Secure multi-party computation

The problem is the following. A set of $n$ parties, let’s call them $P_1, P_2, \dots, P_n$, wish to evaluate a function $\mathcal{F}$ based on their respective inputs $x_1, x_2, \dots, x_n$. That is, each party brings its own input $x_i$ , and the group’s goal is to compute $\mathcal{F}(x_1, x_2, \dots, x_n)$. The constraint of secure multi-party computation is that each party’s input $x_i$ is kept “private” in a sense which will be explained.

This problem is relevant to a variety of practical applications:

  • Secret ballot elections. In a secret ballot election, the goal is to tally individual votes without revealing who voted for whom. Here $x_i$ is the $i$th individual’s vote and the function $\mathcal{F}$ counts the votes for each candidate. Preserving the privacy of voters can protect against voter intimidation and retaliation.
  • Secure auctions. Bidders may want to keep their bids private and only reveal the winner using secure multi-party computation.
  • Machine learning. Data holders, such as health care providers, may be interested in statistics obtained from integrated databases. However, they are required by law to keep health records private. Secure multi-party computation can allow them to compute summaries of joint datasets without revealing individual records.

These applications each have specific requirements regarding the kind of privacy required and realistic threat models. In this post, we discuss the generic framework of secure multi-party computation (MPC), which can be used as a building block for these applications.

Generic framework of MPC

What do we mean by privacy?

We presented MPC as preserving the “privacy” of the individual inputs $x_i$, but this is misleading. To be more precise, the goal of MPC is to ensure that no party (or group of parties) can learn more about an input $x_i$ than what can be inferred through their own inputs and the result $\mathcal{F}(x_1, x_2, \dots, x_n)$.

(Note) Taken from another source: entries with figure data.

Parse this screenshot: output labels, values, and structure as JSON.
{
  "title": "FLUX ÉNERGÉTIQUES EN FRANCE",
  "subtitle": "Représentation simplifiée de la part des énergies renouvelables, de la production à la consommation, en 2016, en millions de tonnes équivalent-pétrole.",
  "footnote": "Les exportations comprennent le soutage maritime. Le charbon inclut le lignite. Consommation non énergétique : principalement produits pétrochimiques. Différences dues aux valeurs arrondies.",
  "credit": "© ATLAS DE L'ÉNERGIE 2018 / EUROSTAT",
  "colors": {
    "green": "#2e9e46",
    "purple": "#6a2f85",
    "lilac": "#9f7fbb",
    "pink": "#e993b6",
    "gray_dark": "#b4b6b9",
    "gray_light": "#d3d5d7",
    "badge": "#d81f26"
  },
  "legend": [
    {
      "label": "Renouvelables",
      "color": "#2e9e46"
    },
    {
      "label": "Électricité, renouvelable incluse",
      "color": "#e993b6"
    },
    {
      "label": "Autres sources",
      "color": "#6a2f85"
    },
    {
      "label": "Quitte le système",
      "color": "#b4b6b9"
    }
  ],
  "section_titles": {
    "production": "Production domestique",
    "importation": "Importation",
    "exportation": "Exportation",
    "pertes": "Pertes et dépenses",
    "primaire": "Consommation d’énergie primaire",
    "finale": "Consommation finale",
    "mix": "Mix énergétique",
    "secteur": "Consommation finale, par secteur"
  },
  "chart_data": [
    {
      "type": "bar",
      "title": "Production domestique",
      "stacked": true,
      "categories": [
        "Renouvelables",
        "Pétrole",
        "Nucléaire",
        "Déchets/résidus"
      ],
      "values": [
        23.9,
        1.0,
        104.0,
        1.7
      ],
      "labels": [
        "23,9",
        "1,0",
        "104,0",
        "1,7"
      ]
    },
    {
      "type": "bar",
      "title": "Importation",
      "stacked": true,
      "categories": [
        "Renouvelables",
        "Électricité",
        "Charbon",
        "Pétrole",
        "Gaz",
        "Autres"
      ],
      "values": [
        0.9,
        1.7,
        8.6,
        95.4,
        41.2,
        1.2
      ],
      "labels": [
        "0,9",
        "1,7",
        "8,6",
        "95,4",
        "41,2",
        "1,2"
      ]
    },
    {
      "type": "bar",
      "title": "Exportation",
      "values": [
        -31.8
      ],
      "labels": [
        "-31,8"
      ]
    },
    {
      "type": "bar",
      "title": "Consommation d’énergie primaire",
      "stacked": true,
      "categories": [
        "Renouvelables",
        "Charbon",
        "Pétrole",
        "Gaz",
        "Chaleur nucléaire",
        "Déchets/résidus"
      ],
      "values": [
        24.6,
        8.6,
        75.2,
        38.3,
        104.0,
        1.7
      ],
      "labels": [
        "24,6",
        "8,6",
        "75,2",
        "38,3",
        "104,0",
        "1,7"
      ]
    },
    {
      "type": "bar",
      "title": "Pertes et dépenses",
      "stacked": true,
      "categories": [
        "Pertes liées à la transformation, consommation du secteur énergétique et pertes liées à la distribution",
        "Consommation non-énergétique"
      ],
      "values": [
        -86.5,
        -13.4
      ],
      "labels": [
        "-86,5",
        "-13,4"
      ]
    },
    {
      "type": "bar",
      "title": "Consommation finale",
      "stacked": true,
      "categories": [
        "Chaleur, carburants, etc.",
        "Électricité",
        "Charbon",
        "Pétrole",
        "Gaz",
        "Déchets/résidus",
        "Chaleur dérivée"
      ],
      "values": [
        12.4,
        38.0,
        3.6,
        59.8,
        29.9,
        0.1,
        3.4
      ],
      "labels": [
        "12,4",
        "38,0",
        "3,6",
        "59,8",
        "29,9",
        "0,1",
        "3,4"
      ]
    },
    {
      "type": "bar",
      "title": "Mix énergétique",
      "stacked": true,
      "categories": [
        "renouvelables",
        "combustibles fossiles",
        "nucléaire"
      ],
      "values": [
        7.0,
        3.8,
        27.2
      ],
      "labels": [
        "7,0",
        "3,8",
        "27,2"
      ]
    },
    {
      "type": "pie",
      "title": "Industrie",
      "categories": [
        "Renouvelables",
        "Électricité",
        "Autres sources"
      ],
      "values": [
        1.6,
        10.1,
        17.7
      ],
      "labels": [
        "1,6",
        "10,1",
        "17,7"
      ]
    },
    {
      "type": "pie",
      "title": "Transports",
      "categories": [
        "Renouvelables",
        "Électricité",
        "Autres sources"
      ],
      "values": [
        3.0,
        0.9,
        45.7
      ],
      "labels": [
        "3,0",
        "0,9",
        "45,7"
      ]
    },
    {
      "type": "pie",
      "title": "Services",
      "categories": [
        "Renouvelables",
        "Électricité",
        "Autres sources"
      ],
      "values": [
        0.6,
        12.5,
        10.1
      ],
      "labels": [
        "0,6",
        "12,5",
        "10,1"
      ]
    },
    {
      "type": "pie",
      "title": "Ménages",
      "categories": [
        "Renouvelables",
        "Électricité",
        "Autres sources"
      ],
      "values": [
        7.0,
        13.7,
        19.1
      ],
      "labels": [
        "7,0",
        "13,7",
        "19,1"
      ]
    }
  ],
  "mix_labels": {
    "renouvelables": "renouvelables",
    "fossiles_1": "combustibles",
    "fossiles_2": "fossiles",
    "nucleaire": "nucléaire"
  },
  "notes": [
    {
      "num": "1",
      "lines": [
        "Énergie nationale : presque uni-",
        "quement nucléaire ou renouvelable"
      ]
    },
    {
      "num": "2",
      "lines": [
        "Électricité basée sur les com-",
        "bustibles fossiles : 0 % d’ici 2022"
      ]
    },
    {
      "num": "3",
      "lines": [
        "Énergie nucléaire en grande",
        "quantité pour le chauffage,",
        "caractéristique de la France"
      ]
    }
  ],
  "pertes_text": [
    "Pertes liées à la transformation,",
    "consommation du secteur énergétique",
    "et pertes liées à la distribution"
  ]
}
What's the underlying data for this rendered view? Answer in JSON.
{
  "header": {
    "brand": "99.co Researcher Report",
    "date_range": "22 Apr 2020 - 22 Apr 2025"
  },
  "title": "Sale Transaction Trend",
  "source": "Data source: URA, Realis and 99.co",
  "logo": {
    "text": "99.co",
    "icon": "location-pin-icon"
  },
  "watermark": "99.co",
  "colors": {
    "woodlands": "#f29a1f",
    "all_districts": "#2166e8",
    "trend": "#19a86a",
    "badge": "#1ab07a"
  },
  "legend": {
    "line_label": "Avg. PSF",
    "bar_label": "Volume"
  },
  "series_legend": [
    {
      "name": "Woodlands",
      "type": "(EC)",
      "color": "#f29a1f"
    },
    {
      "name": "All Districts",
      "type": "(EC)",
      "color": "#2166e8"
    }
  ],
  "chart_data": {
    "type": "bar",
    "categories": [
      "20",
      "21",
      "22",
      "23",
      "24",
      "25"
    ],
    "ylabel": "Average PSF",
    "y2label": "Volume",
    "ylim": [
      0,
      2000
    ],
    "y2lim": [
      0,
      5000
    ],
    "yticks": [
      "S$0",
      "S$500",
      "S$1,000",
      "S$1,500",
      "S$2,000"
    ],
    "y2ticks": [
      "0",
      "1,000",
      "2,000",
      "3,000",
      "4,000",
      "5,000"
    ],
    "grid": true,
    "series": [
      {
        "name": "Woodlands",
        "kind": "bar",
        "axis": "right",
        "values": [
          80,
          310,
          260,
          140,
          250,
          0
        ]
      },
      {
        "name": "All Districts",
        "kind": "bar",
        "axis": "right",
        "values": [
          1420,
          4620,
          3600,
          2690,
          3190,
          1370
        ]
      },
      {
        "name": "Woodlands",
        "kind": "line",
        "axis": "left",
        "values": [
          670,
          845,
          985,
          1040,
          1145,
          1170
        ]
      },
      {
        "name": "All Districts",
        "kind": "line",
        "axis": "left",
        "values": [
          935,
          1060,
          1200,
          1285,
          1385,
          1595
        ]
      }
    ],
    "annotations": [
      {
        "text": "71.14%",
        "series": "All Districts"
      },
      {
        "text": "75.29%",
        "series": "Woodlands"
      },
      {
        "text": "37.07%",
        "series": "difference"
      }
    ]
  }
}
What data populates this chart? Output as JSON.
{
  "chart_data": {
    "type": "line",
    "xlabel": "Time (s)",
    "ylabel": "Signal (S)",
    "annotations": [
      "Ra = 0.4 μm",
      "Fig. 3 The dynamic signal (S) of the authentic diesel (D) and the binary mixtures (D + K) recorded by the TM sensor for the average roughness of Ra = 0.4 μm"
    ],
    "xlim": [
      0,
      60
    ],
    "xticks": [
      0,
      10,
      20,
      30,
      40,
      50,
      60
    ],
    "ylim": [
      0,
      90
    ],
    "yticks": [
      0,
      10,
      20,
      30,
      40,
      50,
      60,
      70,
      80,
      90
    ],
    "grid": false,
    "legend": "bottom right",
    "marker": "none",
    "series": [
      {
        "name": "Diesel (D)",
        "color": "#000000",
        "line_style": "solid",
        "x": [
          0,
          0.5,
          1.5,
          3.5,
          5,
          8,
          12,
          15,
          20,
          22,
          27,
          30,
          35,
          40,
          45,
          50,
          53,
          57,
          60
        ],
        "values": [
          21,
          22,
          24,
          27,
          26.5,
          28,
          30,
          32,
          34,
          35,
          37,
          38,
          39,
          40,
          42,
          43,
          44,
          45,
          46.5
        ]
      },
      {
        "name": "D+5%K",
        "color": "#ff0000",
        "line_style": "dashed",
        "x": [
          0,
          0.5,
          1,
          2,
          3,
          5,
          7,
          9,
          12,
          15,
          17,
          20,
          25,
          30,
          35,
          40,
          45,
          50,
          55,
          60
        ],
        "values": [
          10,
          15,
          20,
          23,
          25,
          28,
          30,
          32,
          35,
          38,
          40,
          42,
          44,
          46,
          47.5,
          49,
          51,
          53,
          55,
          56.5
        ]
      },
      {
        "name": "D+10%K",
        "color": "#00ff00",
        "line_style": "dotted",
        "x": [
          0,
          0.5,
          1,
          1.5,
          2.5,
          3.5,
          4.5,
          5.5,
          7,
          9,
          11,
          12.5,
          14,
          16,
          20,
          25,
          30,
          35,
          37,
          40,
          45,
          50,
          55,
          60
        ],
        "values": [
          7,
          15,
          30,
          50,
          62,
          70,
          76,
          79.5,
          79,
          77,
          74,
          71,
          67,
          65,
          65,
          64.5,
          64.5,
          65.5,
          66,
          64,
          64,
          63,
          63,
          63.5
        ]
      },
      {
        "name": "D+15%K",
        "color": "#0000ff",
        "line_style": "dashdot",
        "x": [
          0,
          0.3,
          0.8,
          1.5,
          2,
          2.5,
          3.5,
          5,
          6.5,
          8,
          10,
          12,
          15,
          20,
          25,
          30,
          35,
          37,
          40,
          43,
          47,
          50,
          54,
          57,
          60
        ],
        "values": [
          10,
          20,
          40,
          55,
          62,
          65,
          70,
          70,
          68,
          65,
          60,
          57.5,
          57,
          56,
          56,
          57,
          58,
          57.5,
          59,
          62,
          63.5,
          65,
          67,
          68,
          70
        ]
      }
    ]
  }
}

This is a rather weak notion of privacy: In many cases, inputs can be recovered from the result of the computation. For example, consider the conjunction function $\mathcal{F}(x_1, x_2) = x_1\hat{}x_2$ where $x_1, x_2 \in {0,1}$. If my input is $x_1 = 1$ and your input is $x_2$, then the result of the computation is equal to $x_2$ and thus necessarily revals your input to me. Protecting inputs from information leaked through $\mathcal{F}$ requires techniques such as differential privacy. We do still need MPC, however, as a primitive to carry out computations securely.

MPC protocols

Computation of the function $\mathcal{F}$ is carried out collaboratively through what is called an MPC protocol. This protocol dictates how parties share information to provide secure computation. We assume that pairs of parties can synchronously communicate on authenticated and secure channels.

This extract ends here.